Neste modelo há uma transferência de riscos do cliente para o fornecedor; no caso risco de escopo (mudanças deverão ser acomodadas sem custo adicional?) e produtividade (qual o nível de controle sobre os vetores que oneram o trabalho?). O fornecedor forma seu preço considerando estes riscos.

Um complicador ao uso desta abordagem é assumir que os requisitos não mudarão (ou mudarão pouco) após o início do projeto. Assim como o ambiente no qual a organização está inserido é dinâmico, os requisitos também o são. Quanto maior a duração do projeto, mais provável que haja alteração nos requisitos. E é difícil estimar quanto essas alterações afetam o orçamento proposto originalmente pelo fornecedor. Segundo [8] mais de 2% dos requisitos mudam mensalmente após a fase de requisitos. Neste caso, é provável que seja necessária uma nova negociação. Se este for o caso, dificilmente o cliente irá obter as mesmas condições originais, pois dependendo do momento em que o projeto estiver, não haverá concorrência e tampouco uma unidade para comparar o preço originalmente cobrado com o preço cobrado pelas novas características solicitadas.

Nesta modalidade, o controle sobre quanto se paga também está sob o controle do fornecedor. É muito comum que o racional de formação do preço esteja estruturado em termos da estrutura analítica de projeto e da quantidade horas e perfil do profissional alocado à realização da atividade. O mesmo acontecendo nas mudanças (ou alegadas mudanças) que acontecem durante o projeto. Na medida em que a estrutura de preços é feita dessa forma, tal qual na contratação por alocação de mão de obra, o controle está com aquele que detém o conhecimento técnico da engenharia de software e aplicação das suas disciplinas.

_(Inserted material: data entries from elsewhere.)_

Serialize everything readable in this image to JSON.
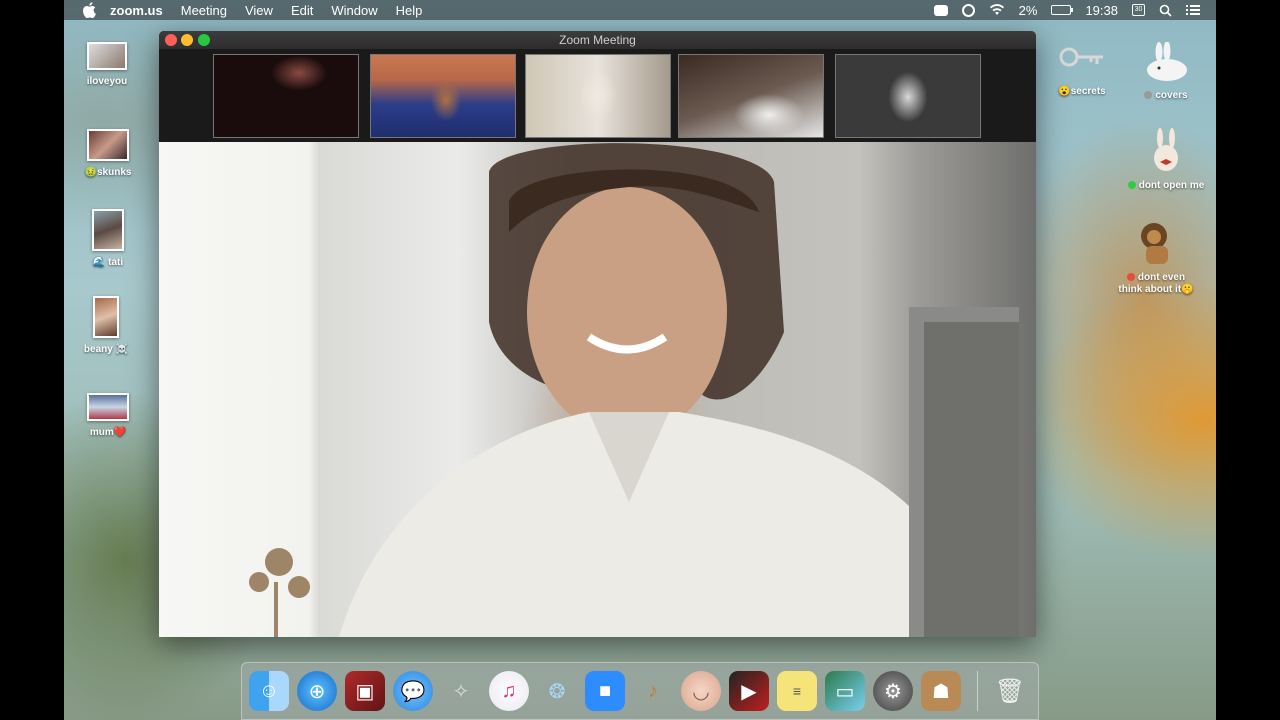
{
  "menubar": {
    "app_name": "zoom.us",
    "menus": [
      "Meeting",
      "View",
      "Edit",
      "Window",
      "Help"
    ],
    "battery": "2%",
    "time": "19:38",
    "calendar_day": "30"
  },
  "window": {
    "title": "Zoom Meeting"
  },
  "desktop_left": [
    {
      "label": "iloveyou",
      "emoji": ""
    },
    {
      "label": "skunks",
      "emoji": "🤢"
    },
    {
      "label": "tati",
      "emoji": "🌊"
    },
    {
      "label": "beany",
      "emoji": "☠️"
    },
    {
      "label": "mum",
      "emoji": "❤️"
    }
  ],
  "desktop_right": [
    {
      "label": "secrets",
      "prefix": "😮"
    },
    {
      "label": "covers",
      "tag_color": "#9a9a9a"
    },
    {
      "label": "dont open me",
      "tag_color": "#2ecc40"
    },
    {
      "label_line1": "dont even",
      "label_line2": "think about it",
      "suffix": "🤫",
      "tag_color": "#e74c3c"
    }
  ],
  "dock": {
    "apps": [
      "finder-icon",
      "safari-icon",
      "photo-booth-icon",
      "messages-icon",
      "inkscape-icon",
      "itunes-icon",
      "seal-app-icon",
      "zoom-icon",
      "garageband-icon",
      "face-app-icon",
      "photo-slideshow-icon",
      "stickies-icon",
      "preview-icon",
      "system-preferences-icon",
      "contacts-icon",
      "trash-icon"
    ]
  }
}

C. A busca por um modelo alternativo de contratação

Com o passar do tempo, algumas organizações passaram a experimentar formas alternativas de contratação de serviços de software que promovessem melhor distribuição de riscos e resultados. No modelo de alocação de mão de obra a gestão da produtividade é ônus do cliente, quando o justo seria ser preocupação do fornecedor. A gestão do escopo também é responsabilidade do cliente, porém é justo que seja assim, pois o fornecedor não tem domínio sobre os requisitos. No modelo de preço global fixo, a produtividade é de responsabilidade do fornecedor, o que é justo, uma vez que ele é responsável pelo processo de trabalho. Porém, qualquer mudança ou indefinição dos requisitos, que são responsabilidade do cliente, fragilizam este modelo de contrato.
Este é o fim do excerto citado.